All-gender single-use restroom bill goes to California governor

FILE - In this Jan. 14, 2016 file photo, California Gov. Jerry Brown speaks at the Association of California Water Agencies conference in Sacramento, Calif. After scoring victories last year on his signature priority of climate change, Brown will lay out his next agenda for California as he delivers his state of the state address Thursday, Jan 21.(AP Photo/Rich Pedroncelli)

SACRAMENTO (BCN) — California businesses and state government buildings may be required to make single-occupancy restrooms available to all genders starting next year if a bill authored by Assemblymember Phil Ting, D-San Francisco, is signed into law.

The state Assembly on Monday passed Assembly Bill 1732 with a 57-18 vote following a 28-7 Senate vote last Thursday.

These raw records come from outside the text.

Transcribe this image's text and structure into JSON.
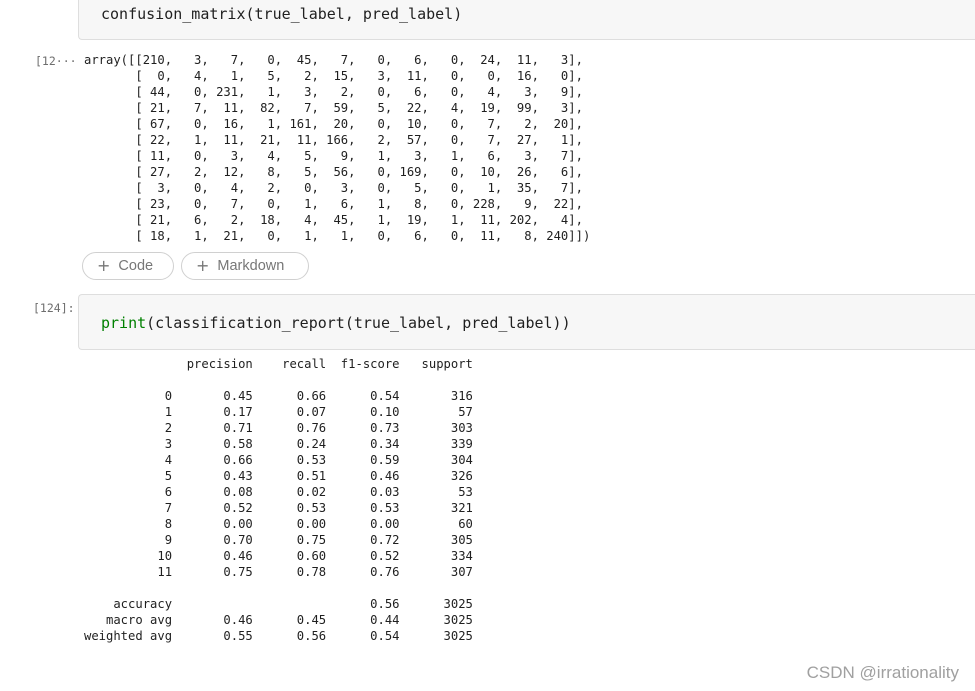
{
  "cell1": {
    "code": "confusion_matrix(true_label, pred_label)",
    "output_prompt": "[12···",
    "output": "array([[210,   3,   7,   0,  45,   7,   0,   6,   0,  24,  11,   3],\n       [  0,   4,   1,   5,   2,  15,   3,  11,   0,   0,  16,   0],\n       [ 44,   0, 231,   1,   3,   2,   0,   6,   0,   4,   3,   9],\n       [ 21,   7,  11,  82,   7,  59,   5,  22,   4,  19,  99,   3],\n       [ 67,   0,  16,   1, 161,  20,   0,  10,   0,   7,   2,  20],\n       [ 22,   1,  11,  21,  11, 166,   2,  57,   0,   7,  27,   1],\n       [ 11,   0,   3,   4,   5,   9,   1,   3,   1,   6,   3,   7],\n       [ 27,   2,  12,   8,   5,  56,   0, 169,   0,  10,  26,   6],\n       [  3,   0,   4,   2,   0,   3,   0,   5,   0,   1,  35,   7],\n       [ 23,   0,   7,   0,   1,   6,   1,   8,   0, 228,   9,  22],\n       [ 21,   6,   2,  18,   4,  45,   1,  19,   1,  11, 202,   4],\n       [ 18,   1,  21,   0,   1,   1,   0,   6,   0,  11,   8, 240]])"
  },
  "add_buttons": {
    "code_label": "Code",
    "markdown_label": "Markdown"
  },
  "cell2": {
    "prompt": "[124]:",
    "code_builtin": "print",
    "code_rest": "(classification_report(true_label, pred_label))",
    "output": "              precision    recall  f1-score   support\n\n           0       0.45      0.66      0.54       316\n           1       0.17      0.07      0.10        57\n           2       0.71      0.76      0.73       303\n           3       0.58      0.24      0.34       339\n           4       0.66      0.53      0.59       304\n           5       0.43      0.51      0.46       326\n           6       0.08      0.02      0.03        53\n           7       0.52      0.53      0.53       321\n           8       0.00      0.00      0.00        60\n           9       0.70      0.75      0.72       305\n          10       0.46      0.60      0.52       334\n          11       0.75      0.78      0.76       307\n\n    accuracy                           0.56      3025\n   macro avg       0.46      0.45      0.44      3025\nweighted avg       0.55      0.56      0.54      3025"
  },
  "watermark": "CSDN @irrationality",
  "icons": {
    "add": "plus-icon"
  },
  "colors": {
    "builtin": "#008000",
    "cell_background": "#f7f7f7"
  }
}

If signed into law, the bill could establish the nation’s most inclusive restroom access law, according to Ting’s office. It would require all single-user toilet facilities in any business, place of public accommodation or government agency to be identified as all-gender facilities.

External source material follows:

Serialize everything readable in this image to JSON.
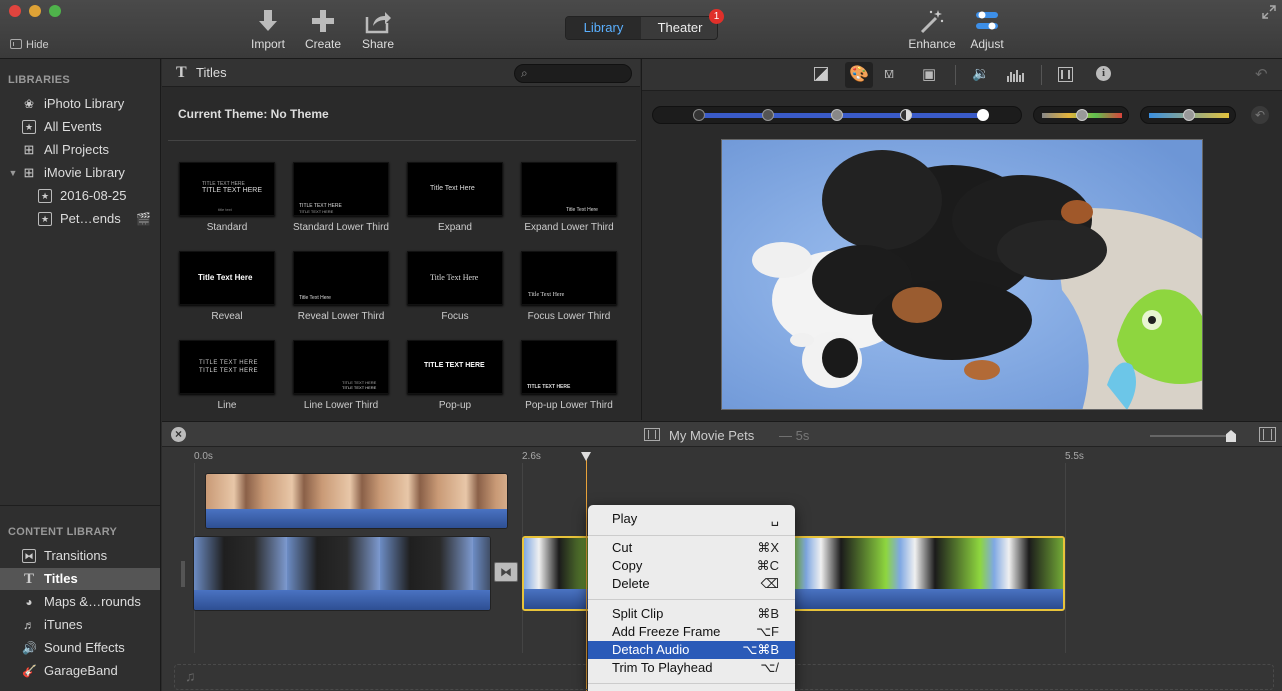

“This bill sends a simple message that everyone’s rights must be respected and protected. It provides a common sense alternative to the hate being enacted in other states,” Ting said in a statement, referring to a North Carolina bill that was passed in March requiring people to use public restrooms consistent with their gender at birth.

“Restricting access to single use restrooms defies reason. It is a basic necessity of life and everyone should get in and out on the same terms.

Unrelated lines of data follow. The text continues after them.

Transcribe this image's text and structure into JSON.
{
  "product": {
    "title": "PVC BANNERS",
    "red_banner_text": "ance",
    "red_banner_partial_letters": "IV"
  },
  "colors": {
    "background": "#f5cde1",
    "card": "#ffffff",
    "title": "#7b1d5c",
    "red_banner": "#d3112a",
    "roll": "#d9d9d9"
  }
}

By signing this bill, Gov. Jerry Brown can chart a new course for equality that other states should follow,” Ting said.

The bill is sponsored by Equality California, the Transgender Law Center and California NOW, according to Ting’s office.

“Having restrooms open to all genders will mean less hassle for everyone going about their day and will allow people who don’t fit neatly into expectations of what it looks like to be male or female to use the restroom without fear of harassment,” Kris Hayashi, executive director of the Oakland-based Transgender Law Center, said in a statement.

The bill is next headed to Brown for his signature or veto before the end of September. If signed into law, the bill would take effect on March 1, 2017.